Ce qui disparaît réellement d’un chantier
Les vols de chantier suivent des logiques très différentes selon la cible. Comprendre laquelle vous concerne évite de payer pour un dispositif inadapté.
Le cuivre et les métaux
Câbles, gaines, cuivre de plomberie : volés pour leur valeur au poids, souvent la nuit, par des équipes rapides. Le préjudice matériel est modéré, le préjudice de remise en état considérable car il faut tout retirer et reposer.
L’outillage et les petits engins
Groupes électrogènes, compacteurs, matériel électroportatif : revendus facilement. C’est le vol le plus fréquent, souvent pendant les week-ends prolongés.
Les engins de terrassement
Mini-pelles, nacelles, chargeuses : vol organisé avec porte-engins, généralement de nuit. Rare mais dévastateur pour le planning.
L’occupation illicite
Bâtiments hors d’eau et hors d’air investis par des occupants. La procédure d’expulsion prend des mois et bloque la livraison. C’est le risque le plus sous-estimé sur les opérations de réhabilitation.
Le calcul qui compte
Comparez toujours le coût du dispositif au coût d’une semaine d’arrêt de chantier, pénalités de retard comprises. Sur une opération de plusieurs millions, la sécurité représente une fraction de point du budget total, et protège l’essentiel : la date de livraison.

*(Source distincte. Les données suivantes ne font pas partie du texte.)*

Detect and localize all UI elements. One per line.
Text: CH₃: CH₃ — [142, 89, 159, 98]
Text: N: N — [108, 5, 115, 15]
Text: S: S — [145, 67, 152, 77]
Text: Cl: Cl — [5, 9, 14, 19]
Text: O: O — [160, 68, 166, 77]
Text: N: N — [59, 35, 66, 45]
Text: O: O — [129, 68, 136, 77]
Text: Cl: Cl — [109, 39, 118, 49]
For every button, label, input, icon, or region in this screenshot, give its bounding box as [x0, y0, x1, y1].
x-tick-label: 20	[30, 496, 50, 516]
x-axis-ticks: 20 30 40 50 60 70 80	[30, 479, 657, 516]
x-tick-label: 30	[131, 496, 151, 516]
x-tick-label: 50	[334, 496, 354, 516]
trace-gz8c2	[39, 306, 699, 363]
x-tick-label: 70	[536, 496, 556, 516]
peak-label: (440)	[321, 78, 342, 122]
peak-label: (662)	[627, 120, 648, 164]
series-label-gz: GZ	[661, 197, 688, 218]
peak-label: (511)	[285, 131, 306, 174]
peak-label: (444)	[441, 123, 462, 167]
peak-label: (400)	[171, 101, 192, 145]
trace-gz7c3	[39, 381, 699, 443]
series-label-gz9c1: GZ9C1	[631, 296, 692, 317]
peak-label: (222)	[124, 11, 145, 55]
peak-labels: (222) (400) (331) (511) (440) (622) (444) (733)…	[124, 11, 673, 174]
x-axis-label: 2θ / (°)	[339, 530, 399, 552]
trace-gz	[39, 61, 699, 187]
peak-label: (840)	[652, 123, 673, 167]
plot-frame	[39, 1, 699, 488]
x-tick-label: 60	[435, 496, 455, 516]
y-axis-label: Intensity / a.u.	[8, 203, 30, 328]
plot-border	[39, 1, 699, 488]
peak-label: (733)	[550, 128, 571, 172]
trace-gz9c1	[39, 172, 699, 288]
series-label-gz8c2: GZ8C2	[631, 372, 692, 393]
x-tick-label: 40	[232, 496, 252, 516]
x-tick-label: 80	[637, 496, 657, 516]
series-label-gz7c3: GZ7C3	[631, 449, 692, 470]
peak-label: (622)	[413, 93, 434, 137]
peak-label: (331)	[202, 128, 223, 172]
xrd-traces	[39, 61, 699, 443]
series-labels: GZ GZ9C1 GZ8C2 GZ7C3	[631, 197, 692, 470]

Les dispositifs, du plus léger au plus complet
La ronde aléatoire
Un agent passe une à plusieurs fois par nuit, à horaires volontairement irréguliers, contrôle les accès, les clôtures et les zones de stockage, et transmet un compte rendu. C’est la formule la plus économique, dissuasive contre les vols d’opportunité.
La ronde renforcée avec maître-chien
Même principe, avec un binôme cynophile. La capacité de détection est bien supérieure sur les sites étendus ou encombrés, et l’effet dissuasif est immédiat sur les intrusions répétées.
Le gardiennage sur poste
Un agent est présent en continu sur une plage définie, généralement la nuit et le week-end. Il contrôle les accès, filtre les livraisons et intervient immédiatement. C’est la réponse aux chantiers déjà ciblés ou à fort enjeu.
Le dispositif mixte
Présence permanente sur les phases sensibles, rondes le reste du temps. C’est le meilleur rapport protection/budget sur une opération longue, à condition d’ajuster le curseur au fil des phases.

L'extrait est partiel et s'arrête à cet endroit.